Mortgage Readiness: Boosting Credit and Tailoring Applications

Property Buyers
June 27, 2023

Stepping onto the property ladder or moving up requires a financial commitment and careful preparation, especially when applying for a mortgage. Here, Farrell Heyworth uncover the process of optimising your credit score and tailoring your mortgage application to your employment status.

Part 1: Perfecting Your Credit Score

Before lenders assess your employment status or income, they will examine your credit score. Here's how you can boost it:

1.1 Review your credit report regularly: Obtain your annual free report from credit reference agencies such as Experian or Equifax, and check for errors that might drag your score down. If you spot inaccuracies, contact the agency and the creditor to have them corrected.

1.2 Establish a history of prompt payments: Demonstrating a consistent record of paying bills on time can significantly improve your credit score. Consider setting up direct debits to ensure you get all the payment deadlines.

1.3 Minimise your debt: Your credit utilisation ratio – the percentage of available credit that you're using – plays a vital role in determining your score. Aim to use less than 30% of your available credit and pay off outstanding balances where possible.

1.4 Limit hard inquiries: Each time you apply for a credit card or loan, the lender performs a hard inquiry, which can lower your score. Space out your credit applications and only apply for credit you're confident you'll receive.

1.5 Register on the electoral roll: Lenders use the electoral roll to confirm your identity and address, so make sure your details are up to date.

Part 2: Mortgage Application for Employed Individuals

Employed applicants usually find the mortgage process straightforward, but there are ways to make your application more appealing to lenders:

2.1 Stability in employment: Lenders favour applicants who've been with the same employer for an extended period, typically at least six months to a year.

2.2 Income documentation: Be prepared to present your last three months’ payslips, a P60 form from your employer, and three to six months’ worth of bank statements to evidence your income and expenditure.

2.3 Debt-to-income ratio: This is a crucial factor for lenders. It's the percentage of your income that goes towards paying debts. The lower your ratio, the more likely lenders will view you as a safe bet.
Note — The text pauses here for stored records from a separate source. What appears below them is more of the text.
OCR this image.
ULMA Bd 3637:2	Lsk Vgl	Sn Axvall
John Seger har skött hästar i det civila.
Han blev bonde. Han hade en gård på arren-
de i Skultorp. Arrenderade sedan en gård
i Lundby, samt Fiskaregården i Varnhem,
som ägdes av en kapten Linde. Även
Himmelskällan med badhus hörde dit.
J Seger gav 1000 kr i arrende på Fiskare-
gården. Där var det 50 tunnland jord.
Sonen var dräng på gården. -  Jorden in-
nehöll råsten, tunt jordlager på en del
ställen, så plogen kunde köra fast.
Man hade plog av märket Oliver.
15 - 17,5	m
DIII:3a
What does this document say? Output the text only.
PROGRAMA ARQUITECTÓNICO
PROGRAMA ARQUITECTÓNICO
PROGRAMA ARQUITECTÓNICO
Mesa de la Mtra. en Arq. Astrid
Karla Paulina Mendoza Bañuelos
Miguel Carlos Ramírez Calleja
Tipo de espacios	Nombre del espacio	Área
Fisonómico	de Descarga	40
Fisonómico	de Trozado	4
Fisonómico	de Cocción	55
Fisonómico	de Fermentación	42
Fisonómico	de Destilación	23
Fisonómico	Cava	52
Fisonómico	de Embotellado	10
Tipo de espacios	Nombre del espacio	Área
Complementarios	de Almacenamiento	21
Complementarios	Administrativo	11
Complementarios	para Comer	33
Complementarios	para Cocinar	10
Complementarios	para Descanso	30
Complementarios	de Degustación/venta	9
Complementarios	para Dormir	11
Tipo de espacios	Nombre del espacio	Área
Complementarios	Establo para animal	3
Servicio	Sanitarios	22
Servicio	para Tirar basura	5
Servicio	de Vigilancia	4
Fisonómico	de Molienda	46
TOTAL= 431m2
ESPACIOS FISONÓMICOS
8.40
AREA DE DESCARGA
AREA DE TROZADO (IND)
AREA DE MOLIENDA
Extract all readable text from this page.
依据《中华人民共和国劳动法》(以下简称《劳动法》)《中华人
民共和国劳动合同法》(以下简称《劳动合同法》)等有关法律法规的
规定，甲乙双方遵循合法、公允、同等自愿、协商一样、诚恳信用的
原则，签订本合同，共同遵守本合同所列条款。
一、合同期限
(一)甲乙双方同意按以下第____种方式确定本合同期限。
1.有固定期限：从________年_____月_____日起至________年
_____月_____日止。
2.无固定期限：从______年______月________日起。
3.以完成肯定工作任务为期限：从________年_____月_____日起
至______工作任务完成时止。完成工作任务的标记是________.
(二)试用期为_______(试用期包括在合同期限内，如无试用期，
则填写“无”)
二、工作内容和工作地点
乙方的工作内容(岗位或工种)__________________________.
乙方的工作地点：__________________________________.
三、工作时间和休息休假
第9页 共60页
Part 3: Mortgage Application for Self-Employed Individuals

Self-employed borrowers may face additional scrutiny, but the following steps can smooth the way:

3.1 Business financials: Lenders typically ask for two to three years' worth of accounts or tax returns. Engage a certified or chartered accountant to prepare these to ensure they meet lenders' standards.

3.2 Proof of income: You can provide an SA302 form or a tax year overview (issued by HMRC) for the past two to three years.

3.3 Income consistency: If your income fluctuates, lenders may use your average income over the past two to three years. If your income has gone down, they might base their decision on your latest year's income.

Part 4: Mortgage Application for Company Directors

As a company director, your income might be complex, but there are ways to navigate the application process:

4.1 Salary and dividends: Lenders consider both these forms of income. Keep clear records and have evidence available.

4.2 Company financial health: If you own more than 20-25% of a business, lenders may want to assess the business's accounts. They typically look favourably at profitable businesses with steady or growing revenue.

4.3 Accountant’s certification: A certified or chartered accountant can provide a reference to vouch for your personal income and the company's financial health.

Obtaining a mortgage is a significant financial decision, and preparation is key. From cleaning up your credit score to understanding the specific requirements based on your employment status, each step is crucial. Remember, every lender has different criteria, so do your research and consider seeking advice from a mortgage broker or financial adviser to ensure you present the best possible application.